Tuesday, January 7, 2014

Weather

It is cold in Illinois today. We woke up to a morning temperature of 16 degrees below zero F with a wind chill factor in the in the mid -40 degree below zero F range. While it is bad when I was out this morning walking Teddi and Lily my thoughts went to when was it worse. I don't remember the year but I do remember we lived in Abingdon in a real shithole of a house. That would place the date sometime between 1979 and 1982. We had a crappy car, like always in those days, and it needed gas so I could attempt to get to work. I remember driving up to the Wareco station in Abingdon to fill up and standing by the gas pump. The temperature was in the minus 20 degree range, it was snowing and the wind was blowing about 30 miles per hour. The wind chill was in the -80 degree range F. It felt as I was standing there that someone was taking a frozen metal file and peeling the skin off my face. I worked at the Mary Davis Home at the time and it turned out I didn't need the gas because there was no way to get to work. Our bedroom was on the northwest corner of the house and we had a water bed. We had to close off our room to keep the rest of the house warm and the water in the matress froze. I hated that winter. They talk about today and say this is the coldest air mass to hit the area since 1996. It seems to me that for all of us who can remember the winter we compare all others to is 1978/1979.

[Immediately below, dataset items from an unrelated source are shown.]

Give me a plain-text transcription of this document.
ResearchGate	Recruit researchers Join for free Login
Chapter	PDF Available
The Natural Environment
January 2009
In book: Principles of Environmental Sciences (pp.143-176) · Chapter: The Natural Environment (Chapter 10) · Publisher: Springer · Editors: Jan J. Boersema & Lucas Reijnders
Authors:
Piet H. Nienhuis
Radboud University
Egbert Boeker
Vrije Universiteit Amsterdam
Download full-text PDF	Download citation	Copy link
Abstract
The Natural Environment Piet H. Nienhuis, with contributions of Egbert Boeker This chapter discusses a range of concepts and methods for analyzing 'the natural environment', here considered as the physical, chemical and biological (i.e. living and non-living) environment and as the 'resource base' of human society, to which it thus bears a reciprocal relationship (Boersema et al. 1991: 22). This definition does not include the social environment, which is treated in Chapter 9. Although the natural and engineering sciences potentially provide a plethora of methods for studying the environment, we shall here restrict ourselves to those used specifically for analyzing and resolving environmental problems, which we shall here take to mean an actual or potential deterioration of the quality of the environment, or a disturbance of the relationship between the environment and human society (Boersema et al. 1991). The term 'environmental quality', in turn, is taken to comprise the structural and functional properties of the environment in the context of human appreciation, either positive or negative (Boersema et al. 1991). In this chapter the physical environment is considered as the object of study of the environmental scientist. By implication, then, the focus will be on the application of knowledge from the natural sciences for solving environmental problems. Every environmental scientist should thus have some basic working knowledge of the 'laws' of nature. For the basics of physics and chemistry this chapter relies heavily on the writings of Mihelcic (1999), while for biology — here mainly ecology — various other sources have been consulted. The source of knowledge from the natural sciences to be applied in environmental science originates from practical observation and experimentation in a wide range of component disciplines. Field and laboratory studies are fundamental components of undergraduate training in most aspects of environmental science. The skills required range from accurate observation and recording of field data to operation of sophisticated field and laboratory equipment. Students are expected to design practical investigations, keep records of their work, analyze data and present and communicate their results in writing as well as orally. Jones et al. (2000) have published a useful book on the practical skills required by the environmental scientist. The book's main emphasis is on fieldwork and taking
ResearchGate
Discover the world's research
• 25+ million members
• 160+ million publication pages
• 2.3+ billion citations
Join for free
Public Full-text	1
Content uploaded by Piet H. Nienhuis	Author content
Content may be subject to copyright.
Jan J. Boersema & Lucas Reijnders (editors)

Carol and I lived on Fremont street in Galesburg. I worked at the Mary Davis Home and she worked at St. Mary's Hospital. Our daughter Tamara was 2 years old and Jeremy was a bit over 6 months old in January 1979. We had one of those storms that comes along once or twice in a lifetime. I don't remember how big the one storm was I just remember about every time I would dig my way out near the street the snowplow would come by and fill in the hole I was trying to make. Carol was stuck out a St. Mary's for three days because no one could get in to work and they had patients to feed. Our friend Dan Roberson finally got his car going and tried to get to the hospital. As he crossed Route 34 his car died. When he opened the hood the engine compartment was completely packed with snow. It had filled up while the car was moving. Mother nature added insult to injury with snowfall of 13.20 inches in December 1978 and 27.00 inches in January 1979. This would have been enough to make it memorable but she had to throw in cold weather. In January 1979 the average temperature was 8.5 degrees F. The streets were all ice covered and glazed. When you were coming to an intersection you put on the brakes about a half block back and hoped you didn't slide through. It was simply too cold for salt to work. As bad as it was in town it was worse in the country. The road where we live now took two full days to open because they had to use an end loader to dig their way through.

The pictures below are of my Dad digging out the road in front of his house and my Grandparents home across the road.





 So, is it bad out today? Sure. Does it compare with 1978-79? No.